Protein shake before the gym.
Lots of coffee.
Ditto for tea.
Scrambled eggs on toast.
Tonight we're having chilli - beef mince, onions, garlic, tomatoes, tomato puree, peppers, courgette, black beans, red kidney beans, spices, rice, blue cheese, avocado, possibly some leftover cooked swede in lieu of sweet potato or butternut squash, spinach (end of the current salad bag), coriander leaves, spring onion greens, GF tortilla chips if there are any left in the cupboard, some GF wraps (other half of this week's chilli beef and pepper wraps).

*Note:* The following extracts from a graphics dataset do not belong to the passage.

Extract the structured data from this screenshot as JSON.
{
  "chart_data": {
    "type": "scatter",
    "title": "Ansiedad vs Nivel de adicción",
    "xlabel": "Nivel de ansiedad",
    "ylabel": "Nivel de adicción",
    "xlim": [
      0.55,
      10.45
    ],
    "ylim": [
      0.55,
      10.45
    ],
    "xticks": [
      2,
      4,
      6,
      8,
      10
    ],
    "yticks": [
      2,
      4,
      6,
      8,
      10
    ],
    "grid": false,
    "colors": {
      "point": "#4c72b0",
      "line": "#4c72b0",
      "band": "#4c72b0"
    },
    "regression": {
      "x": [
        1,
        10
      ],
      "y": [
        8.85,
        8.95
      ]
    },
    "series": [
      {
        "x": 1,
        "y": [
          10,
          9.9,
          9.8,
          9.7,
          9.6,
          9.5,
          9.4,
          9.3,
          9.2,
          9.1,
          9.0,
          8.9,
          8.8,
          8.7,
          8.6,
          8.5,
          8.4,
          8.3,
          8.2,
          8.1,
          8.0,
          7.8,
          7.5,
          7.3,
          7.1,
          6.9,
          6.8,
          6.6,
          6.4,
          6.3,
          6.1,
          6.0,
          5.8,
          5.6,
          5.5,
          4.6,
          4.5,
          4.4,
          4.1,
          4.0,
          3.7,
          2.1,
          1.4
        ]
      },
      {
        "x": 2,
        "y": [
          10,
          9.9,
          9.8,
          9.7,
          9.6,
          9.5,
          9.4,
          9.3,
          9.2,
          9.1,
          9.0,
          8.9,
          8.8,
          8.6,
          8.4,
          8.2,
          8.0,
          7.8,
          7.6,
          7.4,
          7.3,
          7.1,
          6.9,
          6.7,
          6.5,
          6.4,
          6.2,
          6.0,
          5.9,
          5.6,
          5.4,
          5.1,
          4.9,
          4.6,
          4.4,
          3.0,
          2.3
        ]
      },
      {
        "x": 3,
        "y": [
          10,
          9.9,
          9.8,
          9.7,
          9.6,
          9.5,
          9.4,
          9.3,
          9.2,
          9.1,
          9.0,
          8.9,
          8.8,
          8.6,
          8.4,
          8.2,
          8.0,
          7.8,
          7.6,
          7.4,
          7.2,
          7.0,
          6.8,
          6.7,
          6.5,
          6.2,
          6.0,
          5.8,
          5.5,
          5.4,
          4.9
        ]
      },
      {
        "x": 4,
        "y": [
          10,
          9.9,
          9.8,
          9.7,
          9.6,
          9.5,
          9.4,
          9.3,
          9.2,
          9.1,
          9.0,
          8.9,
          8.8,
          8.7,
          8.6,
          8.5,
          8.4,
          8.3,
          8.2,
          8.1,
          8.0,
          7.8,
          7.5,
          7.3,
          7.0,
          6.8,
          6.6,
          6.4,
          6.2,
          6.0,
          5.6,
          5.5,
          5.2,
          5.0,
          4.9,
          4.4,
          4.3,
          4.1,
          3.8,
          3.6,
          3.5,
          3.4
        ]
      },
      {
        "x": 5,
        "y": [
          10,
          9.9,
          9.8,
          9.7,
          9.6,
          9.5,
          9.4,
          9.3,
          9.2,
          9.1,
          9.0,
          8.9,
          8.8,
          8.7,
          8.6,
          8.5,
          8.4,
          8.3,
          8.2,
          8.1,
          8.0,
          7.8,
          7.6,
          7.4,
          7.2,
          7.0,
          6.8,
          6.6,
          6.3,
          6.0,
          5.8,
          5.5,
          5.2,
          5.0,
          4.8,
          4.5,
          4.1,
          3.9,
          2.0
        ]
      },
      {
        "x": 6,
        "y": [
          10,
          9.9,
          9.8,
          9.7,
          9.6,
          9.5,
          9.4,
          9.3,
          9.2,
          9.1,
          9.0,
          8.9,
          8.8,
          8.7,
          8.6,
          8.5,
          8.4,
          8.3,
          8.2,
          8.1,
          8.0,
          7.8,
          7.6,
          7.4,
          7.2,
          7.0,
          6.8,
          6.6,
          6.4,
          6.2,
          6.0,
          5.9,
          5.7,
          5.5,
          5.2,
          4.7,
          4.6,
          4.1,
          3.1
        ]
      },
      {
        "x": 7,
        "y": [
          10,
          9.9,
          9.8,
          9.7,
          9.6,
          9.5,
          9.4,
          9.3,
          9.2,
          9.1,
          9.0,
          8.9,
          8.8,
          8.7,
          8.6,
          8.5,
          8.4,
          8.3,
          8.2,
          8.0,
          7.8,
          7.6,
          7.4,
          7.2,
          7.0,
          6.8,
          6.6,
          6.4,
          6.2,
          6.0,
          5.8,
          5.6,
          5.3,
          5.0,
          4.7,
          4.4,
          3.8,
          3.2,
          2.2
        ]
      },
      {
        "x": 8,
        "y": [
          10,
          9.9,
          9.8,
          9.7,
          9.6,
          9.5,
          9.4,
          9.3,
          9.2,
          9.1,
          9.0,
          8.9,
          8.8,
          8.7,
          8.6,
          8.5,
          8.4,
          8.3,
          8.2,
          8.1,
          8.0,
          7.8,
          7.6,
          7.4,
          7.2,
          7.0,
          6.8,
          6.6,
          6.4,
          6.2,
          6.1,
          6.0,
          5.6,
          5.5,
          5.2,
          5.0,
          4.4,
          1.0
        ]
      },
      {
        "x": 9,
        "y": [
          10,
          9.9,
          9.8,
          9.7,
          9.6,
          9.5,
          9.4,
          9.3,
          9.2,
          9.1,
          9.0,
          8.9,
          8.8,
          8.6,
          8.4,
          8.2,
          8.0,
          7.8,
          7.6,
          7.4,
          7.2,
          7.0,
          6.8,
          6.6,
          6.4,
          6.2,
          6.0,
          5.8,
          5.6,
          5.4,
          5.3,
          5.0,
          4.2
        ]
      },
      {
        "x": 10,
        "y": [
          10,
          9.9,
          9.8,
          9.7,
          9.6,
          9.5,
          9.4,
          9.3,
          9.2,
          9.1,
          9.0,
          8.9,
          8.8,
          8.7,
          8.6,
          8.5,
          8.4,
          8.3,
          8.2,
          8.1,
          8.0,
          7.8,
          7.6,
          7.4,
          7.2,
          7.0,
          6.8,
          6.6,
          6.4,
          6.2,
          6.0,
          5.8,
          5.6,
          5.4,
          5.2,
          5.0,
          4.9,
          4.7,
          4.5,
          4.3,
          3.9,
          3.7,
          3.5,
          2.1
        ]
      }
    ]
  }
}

Tomorrow's dinner will be chicken pieces with Allspice, chilli and onion, garlic, thyme, rice, beans and veg, and plantain if I can be bothered to nip over to the shop. Or I'll buzz up some green seasoning and dump the pieces in a bag to marinade whilst we get on with doing the garden.
Last night was chicken curry - usual stuff, onion, garlic, chilli, ginger, bay, black pepper, turmeric, clove, cinnamon, cumin, tamarind paste, tomatoes/puree, broccoli, potatoes, mushrooms and poppadoms.
The key to avoiding gluten is veg, spice, potatoes and rice - and then you can add in rice noodles, GF pasta and the general disappointment that is GF bread.